White potatoes come in shades of brown, yellow, and red, with white or yellow flesh, while sweet potatoes are typically orange in color, however, are also found in yellow, purple, and red varieties. Although, in some countries, sweet potatoes are referred to as yams, they are also a different species of plant.  Yes, a yam is a sweet potato--just a different species.  They are a deeper orange.

Sweet potatoes, and white potatoes are botanically unrelated; sweet potatoes are from the Convolvulaceae plant family, while white potatoes come from the Solanaceae plant family.  White potatoes are from the nightshade family and sweet potatoes are not.  Therefore, you can eat the leaves of the sweet potato--stir-fried or fresh in salads.  However, you cannot eat the leaves of the white potato as they are poisonous. 

Sweet potatoes are planted from slips (slender vines that have sprouted from the potato).  White potatoes are planted from the eyes of a potato.  

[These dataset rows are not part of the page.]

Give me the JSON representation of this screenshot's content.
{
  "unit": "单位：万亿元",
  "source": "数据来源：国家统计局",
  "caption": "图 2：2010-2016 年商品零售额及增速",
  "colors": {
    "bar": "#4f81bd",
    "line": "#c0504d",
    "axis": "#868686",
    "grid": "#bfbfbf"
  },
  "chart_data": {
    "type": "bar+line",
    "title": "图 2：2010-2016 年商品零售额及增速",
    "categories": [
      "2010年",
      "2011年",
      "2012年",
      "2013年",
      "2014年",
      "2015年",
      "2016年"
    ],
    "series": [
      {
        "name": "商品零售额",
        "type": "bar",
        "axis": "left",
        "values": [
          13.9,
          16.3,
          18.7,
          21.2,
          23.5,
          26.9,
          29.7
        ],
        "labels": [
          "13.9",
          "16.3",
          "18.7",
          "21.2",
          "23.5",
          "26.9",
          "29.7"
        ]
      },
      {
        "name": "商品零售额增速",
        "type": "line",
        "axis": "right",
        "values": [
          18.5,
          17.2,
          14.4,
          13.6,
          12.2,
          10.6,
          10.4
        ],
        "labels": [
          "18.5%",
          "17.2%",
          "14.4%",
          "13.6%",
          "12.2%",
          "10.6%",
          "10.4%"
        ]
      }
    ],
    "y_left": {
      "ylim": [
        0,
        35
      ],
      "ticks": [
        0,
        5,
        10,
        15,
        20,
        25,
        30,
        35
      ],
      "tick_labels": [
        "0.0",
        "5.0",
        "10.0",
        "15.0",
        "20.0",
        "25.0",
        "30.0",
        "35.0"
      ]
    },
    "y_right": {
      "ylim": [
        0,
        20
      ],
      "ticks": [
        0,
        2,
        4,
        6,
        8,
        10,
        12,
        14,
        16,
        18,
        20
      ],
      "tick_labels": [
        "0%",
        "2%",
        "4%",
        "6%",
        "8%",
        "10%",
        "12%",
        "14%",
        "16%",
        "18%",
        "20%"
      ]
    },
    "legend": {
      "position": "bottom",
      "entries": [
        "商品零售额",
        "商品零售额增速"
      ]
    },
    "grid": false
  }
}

In North Texas, sweet potatoes are planted in late April after all danger of frost is past.  White potatoes are planted the last week of February and up to middle of March.  Their harvest time coincides with that of the planting time for sweet potatoes. It can be argued that the sweet potato provides more food than the white potato because you can eat the leaves of the sweet potato throughout its long growing season from May until the end of October.